(CNSNews.com) – As Secretary of State John Kerry and his P5+1 counterparts sought to finalize the political outlines of a comprehensive agreement on Iran’s nuclear program, Senate Majority Leader Mitch McConnell on Sunday stood alongside the talks’ most vocal critic, Israeli Prime Minister Binyamin Netanyahu, and reiterated that Congress must approve any deal.
If an agreement is reached at the talks in Switzerland, McConnell said in Jerusalem, lawmakers intend to vote on legislation “that enjoys bipartisan support to require that agreement come to Congress for approval.”
And if no deal is reached, he added, then he and others in the Senate believe “that ratcheting up sanctions might be the best direction to take.”
The White House has repeatedly stated that the agreement being negotiated between Iran and the P5+1 will not require Senate advice and consent. It has also threatened to veto legislation providing for congressional approval, if it is sent to the president’s desk.
The deadline for a framework nuclear agreement is Tuesday night.
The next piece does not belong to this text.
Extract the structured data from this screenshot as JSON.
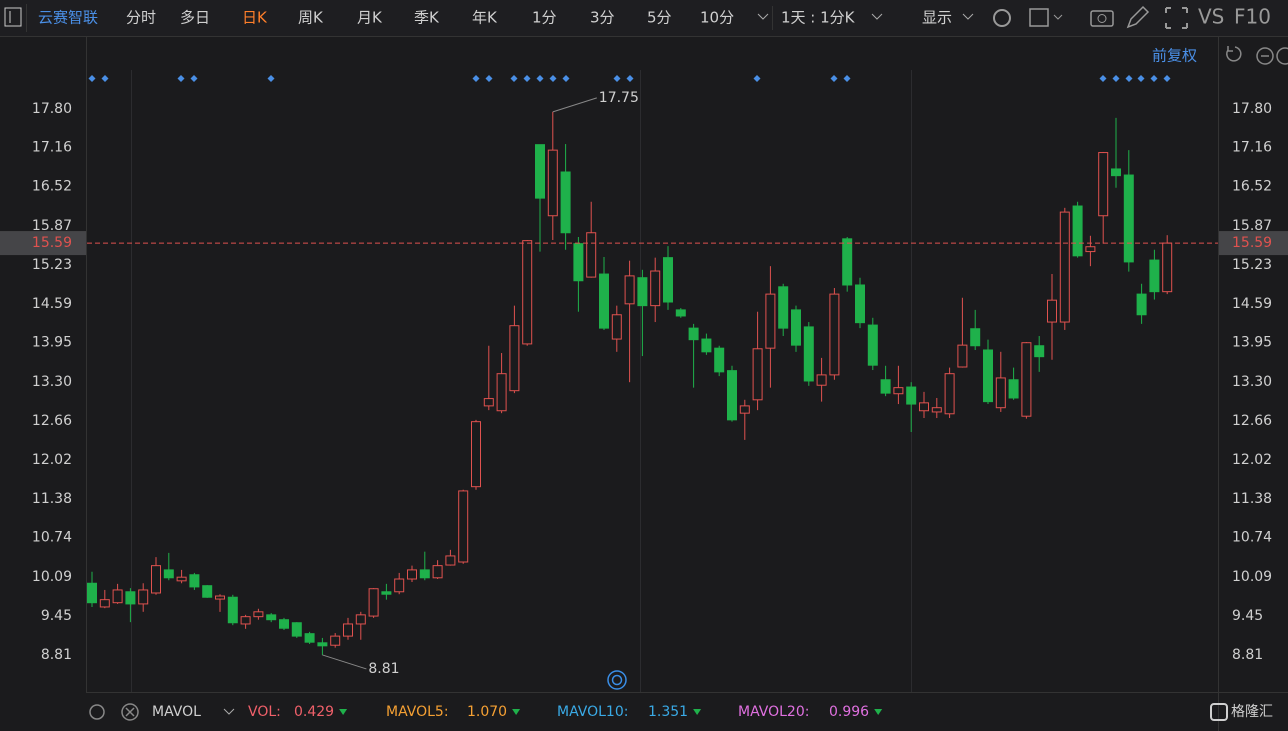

Kerry, who has been negotiating with Iranian Foreign Minister Javad Zarif in the Swiss city of Lausanne since Thursday, was joined at the weekend by his counterparts from the P5+1, the foreign ministers of Britain, France, Russia, China and Germany.
Netanyahu, who in a controversial address before Congress early this month warned that a proposed nuclear deal would be dangerous for Israel, the region and the world, doubled down on the criticism on Sunday.
“This agreement, as it appears, confirms all of our concerns and even more so,” he said at a cabinet meeting.
In his meeting with McConnell, the prime minister pointed to fears across the Middle East that Iran is spreading its influence in Yemen and elsewhere in an attempt to dominate the region. He predicted that its behavior would be even more dangerous if it was no longer fettered by sanctions, and yet retained the ability to develop a nuclear weapons capability.
“As Israel and the Arab countries see Iran progressing with its aggression to conquer Yemen and the Bab el-Mandeb straits, talks continue as usual and go on, on a deal that from everything that we hear paves Iran’s way to the bomb,” he told the visitors.
“Will this increase or decrease Iran’s aggression?” Netanyahu asked. “Will this make their move forward more moderate or will it make it more extreme? I think it’s a no-brainer.”
“But this is happening before our eyes and I think the most important thing is to make sure that Iran doesn’t get a path to the bomb and that Iran’s aggression in Yemen and elsewhere, including around Israel’s borders, is stopped.”
(The Bab el-Mandeb straits, between Yemen and Djibouti, control access to the Red Sea, the Suez Canal, as well as southern Israel and Jordan.)
McConnell said his delegation shared Israel’s concerns about the potential agreement.
He also praised Netanyahu for his speech to the joint session of Congress in early March, and said he wanted to assure all Israelis that bipartisan support for Israel in Congress was very strong, “no matter what’s been said recently.”
Issue is ‘far too important’ to skip Congressional review
The legislation McConnell referred to is the Iran Nuclear Agreement Review Act, which would require President Obama to submit any agreement to Congress within five days of its conclusion.
It would further prohibit the administration from suspending sanctions against Iran for a 60-day period, during which Congress could hold hearings and then approve, reject, or decide to take no action on the agreement.
The legislation would also require the president to certify every three months that Iran has not breached the agreement, has taken no action to “significantly advance” a nuclear weapons program, and has not “directly supported, financed, planned, or carried out an act of terrorism against the United States.”
Introduced by Senate Foreign Relations Committee chairman Sen. Bob Corker (R-Tenn.) and ranking member Sen. Robert Menendez (D-N.J.), the bill has another 20 co-sponsors, including seven Democrats and an independent.
A newcomer to the co-sponsor list is Sen. Chuck Schumer (D-N.Y.), who has now been endorsed by Sen. Harry Reid (D-Nev.) to succeed him as Senate Minority Leader when Reid retires at the end of next year.
“This issue is far too important – for the United States, for Israel, for the entire Middle East – for Congress not to have any ability to review a nuclear deal with Iran,” Schumer said when he joined the list of co-sponsors on Thursday.
The bill is scheduled for a vote in mid-April, after Congress returns from a two-week Easter recess.
McConnell’s reference to more sanctions if an Iran agreement is not reached alludes to another bill before the Senate, co-sponsored by Sen. Mark Kirk (R-Ill.) and Menendez.
The White House has threatened to veto that piece of legislation too.